Choosing Disaster‑Recovery Communication Links: Fiber, DWDM, and SDH Explained
This article provides a detailed technical guide on selecting and designing disaster‑recovery communication links, covering distance and bandwidth requirements, fiber types, multiplexing methods, and cost‑effective solutions such as DWDM, SDH, and Ethernet‑based connections.
Introduction
Disaster‑recovery (DR) communication link design is a critical step to ensure that users can build a DR system with reasonable communication costs. Different link types have distinct attributes—such as supported distance and bandwidth—and various DR technologies and applications impose different requirements.

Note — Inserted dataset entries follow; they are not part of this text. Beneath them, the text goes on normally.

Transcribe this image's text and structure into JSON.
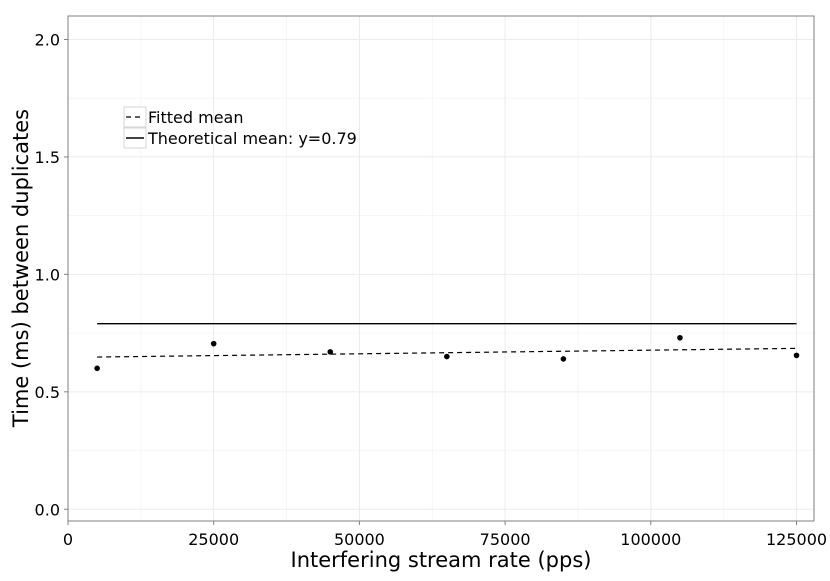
{
  "chart_data": {
    "type": "scatter",
    "title": "",
    "xlabel": "Interfering stream rate (pps)",
    "ylabel": "Time (ms) between duplicates",
    "xlim": [
      0,
      128000
    ],
    "ylim": [
      -0.05,
      2.1
    ],
    "x_ticks": [
      0,
      25000,
      50000,
      75000,
      100000,
      125000
    ],
    "x_tick_labels": [
      "0",
      "25000",
      "50000",
      "75000",
      "100000",
      "125000"
    ],
    "y_ticks": [
      0.0,
      0.5,
      1.0,
      1.5,
      2.0
    ],
    "y_tick_labels": [
      "0.0",
      "0.5",
      "1.0",
      "1.5",
      "2.0"
    ],
    "grid": true,
    "points": {
      "x": [
        5000,
        25000,
        45000,
        65000,
        85000,
        105000,
        125000
      ],
      "y": [
        0.6,
        0.705,
        0.67,
        0.65,
        0.64,
        0.73,
        0.655
      ]
    },
    "fitted_mean": {
      "name": "Fitted mean",
      "x": [
        5000,
        125000
      ],
      "y": [
        0.648,
        0.685
      ]
    },
    "theoretical_mean": {
      "name": "Theoretical mean: y=0.79",
      "x": [
        5000,
        125000
      ],
      "y": [
        0.79,
        0.79
      ]
    },
    "legend": {
      "placement": "top-left",
      "entries": [
        "Fitted mean",
        "Theoretical mean: y=0.79"
      ]
    }
  }
}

Selecting a DR Communication Link
When choosing a DR solution, the selection must start from the actual DR needs of the information system, identifying risk types, analyzing the DR requirements of each business system, and defining RTO and RPO targets. Users also need to consider data characteristics and acceptable costs to pick an appropriate transmission method. Key questions include:
Distance between the production site and the DR site: regional disasters require off‑site DR, site‑level disasters may use same‑city DR, and equipment failures can be handled within the same data center.
Bandwidth: determine required bandwidth and number of links based on business applications and RTO/RPO goals.
Data change volume and transmission reliability: verify that the designed link meets expected performance.
Link Connection Methods
Industry DR solutions typically use one of the following:
Direct bare‑fiber connection to switches.
DWDM equipment connecting bare fiber.
IP‑based network connections.
Standard IP networking (ATM, E1/E3, IP) is most common. For storage‑oriented DR, options expand to include bare fiber, DWDM, SONET, SDH, or FCIP devices that leverage ATM/E1/E3/IP.
Fiber Types and Transmission Modes
Fiber is the primary transmission medium, available as single‑mode or multimode. Multimode fiber suffers from modal dispersion, limiting bandwidth over long distances (effective range 2–4 km). For distances ≥100 km, single‑mode fiber is preferred.
Traditional optical transmission standards include:
PDH (Plesiochronous Digital Hierarchy) – up to 150 Mbps.
SONET (Synchronous Optical Network) and SDH (Synchronous Digital Hierarchy) – early standards still in use, supporting 155 Mbps, 622 Mbps, 2.5 Gbps, 10 Gbps.
Wavelength Division Multiplexing (WDM) allows multiple optical signals on a single fiber. Two main variants are CWDM (coarse, 20 nm spacing) and DWDM (dense, 0.2–1.2 nm spacing). DWDM is the mainstream technology.
Typical single‑wavelength rates: 2.5 Gbps, 10 Gbps, 40 Gbps, 100 Gbps, 200 Gbps. A fiber can carry 32, 40, 80, 96, 106, or 160 wavelengths; 40‑ and 80‑wave systems are common.
Multiplexing Options
To maximize bandwidth utilization and reduce cost, multiplexing techniques split a physical channel into multiple logical channels. Common methods are:
Frequency Division Multiplexing (FDM)
Time Division Multiplexing (TDM)
Code Division Multiplexing (CDM)
In DR fiber links, FDM and TDM are most widely used.
SDH Overview
SDH, based on SONET, is an international standard for synchronous digital transmission, multiplexing, and cross‑connection. It packages PDH, ATM, IP, etc., into STM‑N frames for transport, using synchronous and flexible mapping (essentially TDM).
WDM and DWDM Details
Before WDM, long‑distance links carried a single SDH/SONET signal per fiber pair, requiring OEO regeneration every ~80 km, which is costly. DWDM systems amplify multiple wavelengths simultaneously using EDFAs, spreading regeneration cost across channels and lowering per‑bit cost.
First‑generation DWDM supported up to ~640 km without electrical regeneration, typical for metro core networks. Third‑generation LHDWDM with ULH technology can reach 3000 km without OEO regeneration, suitable for long‑haul backbones.
Choosing the Right Link Based on Distance and Cost
Guidelines:
For DR distances around 100 km, a metro‑level WDM network is recommended.
For distances ≥1000 km, options include SDH networks, long‑haul DWDM, or hybrid SDH+WDM solutions.
DWDM System Components
A typical DWDM node consists of:
Wavelength conversion : converts services to appropriate optical wavelengths (includes transceivers).
MUX : combines multiple wavelength signals onto a single fiber.
DEMUX : separates wavelengths at the receiving end.
DCM : optional dispersion compensation module.
Optical amplifier : boosts optical power (e.g., EDFA).
Fiber : the transmission medium.
DWDM wavelengths are often called “colored” light to distinguish them from the “grey” wavelengths used in SDH or other legacy systems.